The relative variations in the δ18O and δ2H values are similar in these ambient temperature systems. However, δ2H better reflects hydrological processes, whereas δ18O also reflects aquifer/groundwater exchange reactions. The 3D model has the advantage that it displays borehole relations to spatial features, enabling isotopic ratios and their values to be associated with, for example, bedrock groundwater mixing, interaction between aquifers, relation to stream recharge, and to near-surface and return irrigation water evaporation. Some specific features are also shown, such as zones of leakage of deeper groundwater (in this case with a GAB signature).
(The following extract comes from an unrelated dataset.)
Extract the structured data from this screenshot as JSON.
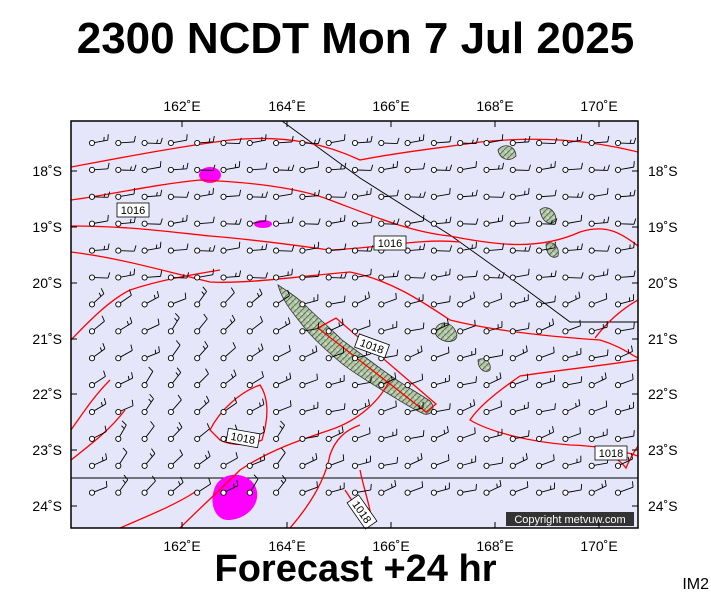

Variations in source of recharging water at a catchment scale can be displayed. Interpolation between bores is not always possible depending on numbers and spacing, and by elongate configuration of the alluvium. In these cases, the visualisation uses discs around the screens that can be manually expanded to test extent or intersections. Separate displays are used for each of δ18O and δ2H and colour coding for isotope values.